Hugging Face's SmolLM is a family of powerful models small enough to run on your device

Hugging Face recently released SmolLM, a new family of state-of-the-art tiny language models inspired by the growing interest in language models that can be run locally on consumer devices. SmolLM includes three model variants: 135M, 360M, and 1.7B parameters, which were trained on the SmolLM-Corpus, prepared and launched by Hugging Face. The SmolLM models offer impressive performance and were shown to outperform similar-sized models in various popular benchmarks focused on common sense reasoning and world knowledge, in addition to demonstrating a solid performance in coding-related benchmarks.
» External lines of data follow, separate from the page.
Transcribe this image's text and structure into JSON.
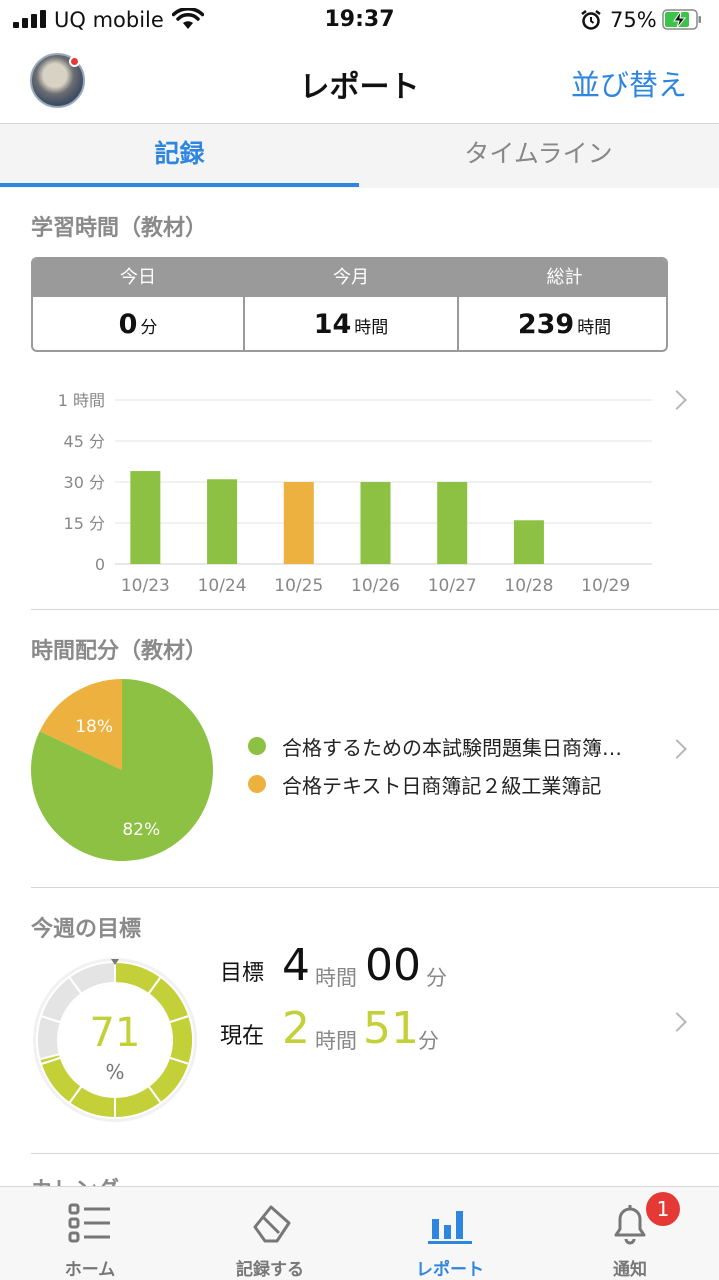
{
  "status_bar": {
    "carrier": "UQ mobile",
    "time": "19:37",
    "battery": "75%"
  },
  "nav": {
    "title": "レポート",
    "sort_label": "並び替え"
  },
  "tabs": [
    {
      "label": "記録",
      "active": true
    },
    {
      "label": "タイムライン",
      "active": false
    }
  ],
  "study_time": {
    "title": "学習時間（教材）",
    "summary": [
      {
        "header": "今日",
        "value": "0",
        "unit": "分"
      },
      {
        "header": "今月",
        "value": "14",
        "unit": "時間"
      },
      {
        "header": "総計",
        "value": "239",
        "unit": "時間"
      }
    ]
  },
  "chart_data": {
    "type": "bar",
    "categories": [
      "10/23",
      "10/24",
      "10/25",
      "10/26",
      "10/27",
      "10/28",
      "10/29"
    ],
    "values": [
      34,
      31,
      30,
      30,
      30,
      16,
      0
    ],
    "bar_colors": [
      "#8dc143",
      "#8dc143",
      "#ecb13e",
      "#8dc143",
      "#8dc143",
      "#8dc143",
      "#8dc143"
    ],
    "y_ticks": [
      {
        "value": 0,
        "label": "0"
      },
      {
        "value": 15,
        "label": "15 分"
      },
      {
        "value": 30,
        "label": "30 分"
      },
      {
        "value": 45,
        "label": "45 分"
      },
      {
        "value": 60,
        "label": "1 時間"
      }
    ],
    "ylim": [
      0,
      60
    ],
    "title": "",
    "xlabel": "",
    "ylabel": "",
    "grid": true
  },
  "distribution": {
    "title": "時間配分（教材）",
    "slices": [
      {
        "label": "合格するための本試験問題集日商簿…",
        "percent": 82,
        "percent_label": "82%",
        "color": "#8dc143"
      },
      {
        "label": "合格テキスト日商簿記２級工業簿記",
        "percent": 18,
        "percent_label": "18%",
        "color": "#ecb13e"
      }
    ]
  },
  "weekly_goal": {
    "title": "今週の目標",
    "progress_percent": 71,
    "progress_label": "71",
    "percent_sign": "%",
    "target_label": "目標",
    "target_hours": "4",
    "target_minutes": "00",
    "current_label": "現在",
    "current_hours": "2",
    "current_minutes": "51",
    "hour_unit": "時間",
    "minute_unit": "分",
    "accent_color": "#c3d037"
  },
  "next_section_title": "カレンダー",
  "bottom_nav": [
    {
      "label": "ホーム",
      "icon": "list-icon",
      "active": false
    },
    {
      "label": "記録する",
      "icon": "eraser-icon",
      "active": false
    },
    {
      "label": "レポート",
      "icon": "bar-chart-icon",
      "active": true
    },
    {
      "label": "通知",
      "icon": "bell-icon",
      "active": false,
      "badge": "1"
    }
  ]
}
Hugging Face claims that the SmolLM models' performance is due to the high quality of the SmolLM-Corpus dataset, which is composed of:

  • Cosmopedia v2: 28B tokens of synthetic textbooks and stories generated using Mixtral-8x22B-Instruct-v0.1
  • Python-Edu: 4B tokens of educational Python samples
  • FineWeb-Edu: 220B tokens of educational web content

The official release announcement details exactly how the SmolLM-Corpus dataset was curated.

In addition to the high-quality dataset, the 135M and 360M parameter SmolLM models are built using Grouped-Query Attention to prioritize depth over width to boost their efficiency even more while retaining a size small enough to run on a device. The largest of the models uses a more traditional architecture, and all three feature a 2048-token context window extendable by fine-tuning with long context fine-tuning.

Hugging Face has released both transformers and ONNX checkpoints for the SmolLM models. Additionally, there are plans to release versions of the models in GGUF format compatible with the llama.cpp library. Web demos showcasing SmolLM-135M and SmolLM-360M are available using WebGPU.